26 maio 2016

A Alma Encantadora das Ruas

"— Admiraste aquele negociante ambulante?

— Admirei um refinado “vigarista”…

— Oh! meu amigo, a moral é uma questão de ponto de vista."



Sinopse: João do Rio (1881-1921, pseudônimo de Paulo Barreto) fez da crônica jornalística uma janela através da qual contemplava as glórias e as misérias do Brasil republicano. Em A alma encantadora das ruas, reunião de textos publicados na imprensa carioca entre 1904 e 1907, ele percorre as ruas do Rio de Janeiro para reter a cosmópolis num caleidoscópio. A cidade vivia um processo de transformação acelerada, passando de corte modorrenta a ambiciosa capital federal. Ela será o palco das perambulações de João do Rio, o dândi para quem o hábito de flanar definia um modo de ser e um estilo de vida. João do Rio saturava seus textos de reminiscências decadentistas, mas o olhar que fixava no presente era o de um observador que se abria para os tempos modernos.

"Eu amo a rua.

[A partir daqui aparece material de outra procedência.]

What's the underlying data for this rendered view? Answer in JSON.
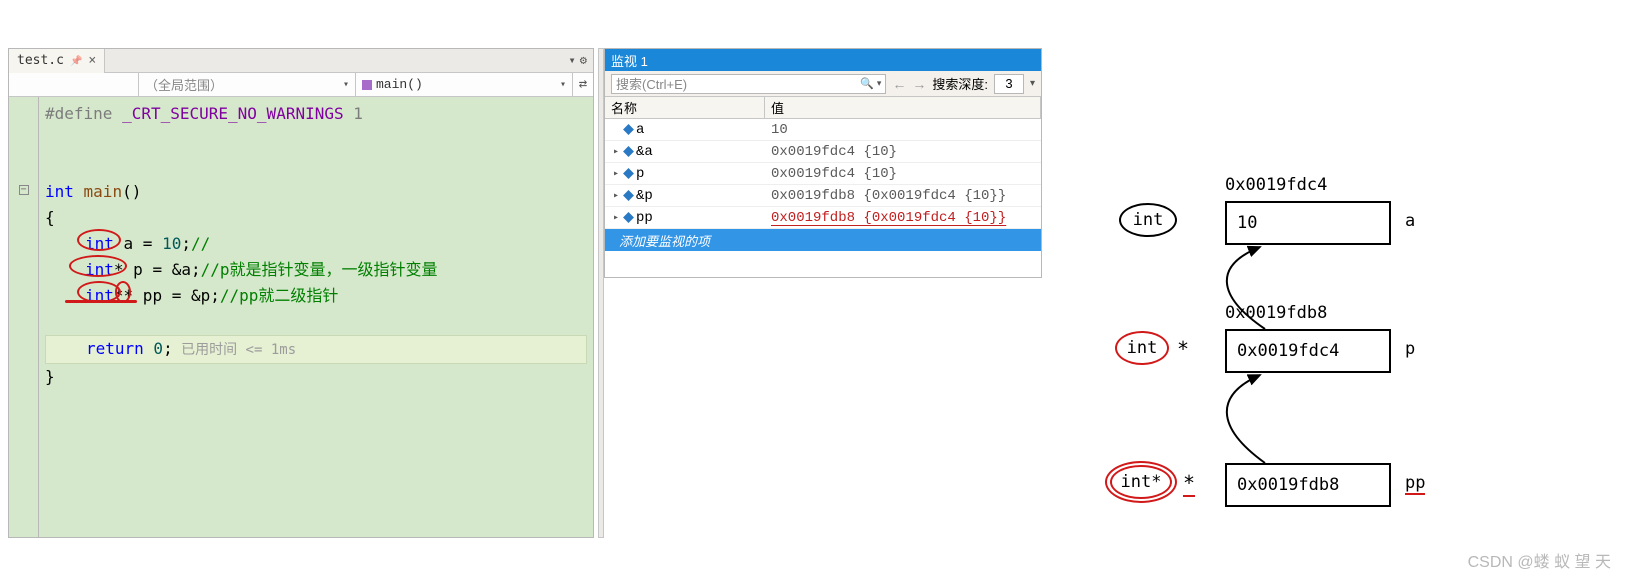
{
  "tab": {
    "filename": "test.c",
    "close": "×"
  },
  "nav": {
    "scope_placeholder": "（全局范围）",
    "member": "main()"
  },
  "code": {
    "l1_pre": "#define ",
    "l1_macro": "_CRT_SECURE_NO_WARNINGS",
    "l1_tail": " 1",
    "l4_kw": "int",
    "l4_func": " main",
    "l4_paren": "()",
    "l5_brace": "{",
    "l6_kw": "int",
    "l6_rest": " a = ",
    "l6_num": "10",
    "l6_semi": ";",
    "l6_cmt": "//",
    "l7_kw": "int",
    "l7_star": "*",
    "l7_rest1": " p = &a;",
    "l7_cmt": "//p就是指针变量，一级指针变量",
    "l8_kw": "int",
    "l8_star": "**",
    "l8_rest1": " pp = &p;",
    "l8_cmt": "//pp就二级指针",
    "l10_kw": "return",
    "l10_num": " 0",
    "l10_semi": ";",
    "l10_ghost": "  已用时间 <= 1ms",
    "l11_brace": "}"
  },
  "watch": {
    "title": "监视 1",
    "search_placeholder": "搜索(Ctrl+E)",
    "depth_label": "搜索深度:",
    "depth_value": "3",
    "hdr_name": "名称",
    "hdr_value": "值",
    "rows": [
      {
        "exp": false,
        "name": "a",
        "value": "10",
        "red": false
      },
      {
        "exp": true,
        "name": "&a",
        "value": "0x0019fdc4 {10}",
        "red": false
      },
      {
        "exp": true,
        "name": "p",
        "value": "0x0019fdc4 {10}",
        "red": false
      },
      {
        "exp": true,
        "name": "&p",
        "value": "0x0019fdb8 {0x0019fdc4 {10}}",
        "red": false
      },
      {
        "exp": true,
        "name": "pp",
        "value": "0x0019fdb8 {0x0019fdc4 {10}}",
        "red": true
      }
    ],
    "add_prompt": "添加要监视的项"
  },
  "diagram": {
    "addr1": "0x0019fdc4",
    "val1": "10",
    "lab1": "a",
    "type1": "int",
    "addr2": "0x0019fdb8",
    "val2": "0x0019fdc4",
    "lab2": "p",
    "type2": "int",
    "val3": "0x0019fdb8",
    "lab3": "pp",
    "type3": "int*"
  },
  "watermark": "CSDN @蝼 蚁 望 天"
}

Esse sentimento de natureza toda íntima não vos seria revelado por mim se não julgasse, e razões não tivesse para julgar, que este amor assim absoluto e assim exagerado é partilhado por todos vós (...) Tudo se transforma, tudo varia — o amor, o ódio, o egoísmo. Hoje é mais amargo o riso, mais dolorosa a ironia. Os séculos passam, deslizam, levando as coisas fúteis e os acontecimentos notáveis. Só persiste e fica, legado das gerações cada vez maior, o amor da rua."



       
João Paulo Alberto Coelho Barreto (1881-1921), jornalista, cronista, escritor, foi o pioneiro do jornalismo ao mesclar o texto jornalístico com o literário. Foi o primeiro na impressa brasileira a estabelecer os moldes da moderna reportagem. Com o hábito de ir às ruas e observar a diversidade de personagens, as contradições da modernidade, a desigualdade social e as transformações urbanas, retratou com realismo a sociedade da Belle Époque . Seu 3° e mais importante livro, A alma encantadora das ruas, é uma coletânea de reportagens e crônicas publicadas entre 1904 e 1907, dedicadas às ruas do Rio e seus personagens. João do Rio se tornou membro da Academia Brasileira de Letras em 1910, escreveu sobre o que se vê nas ruas e o seu amor pela vida urbana.
 



"(...) Há ruas que, pouco honestas no passado, acabaram tomando vergonha — a da Quitanda. Essa tinha mesmo a mania de mudar de nome. Chamou-se do Açougue Velho, do lnácio Castanheira, do Sucusarrará, do Tomé da Silva, que sei eu? Até mesmo Canto do Tabaqueiro. Acabou Quitanda do Marisco, mas, como certos indivíduos que organizam o nome conforme a posição que ocupam, cortou o marisco e ficou só Quitanda."


"Era às seis da tarde, defronte do mar. Já o sol morrera e os espaços eram pálidos e azuis. As linhas da cidade se adoçavam na claridade de opala da tarde maravilhosa. Ao longe, a bruma envolvia as fortalezas, escalava os céus, cortava o horizonte numa longa barra cor de malva e, emergindo dessa agonia de cores, mais negros ou mais vagos, os montes, o Pão de Açúcar, São Bento, o Castelo apareciam num tranqüilo esplendor."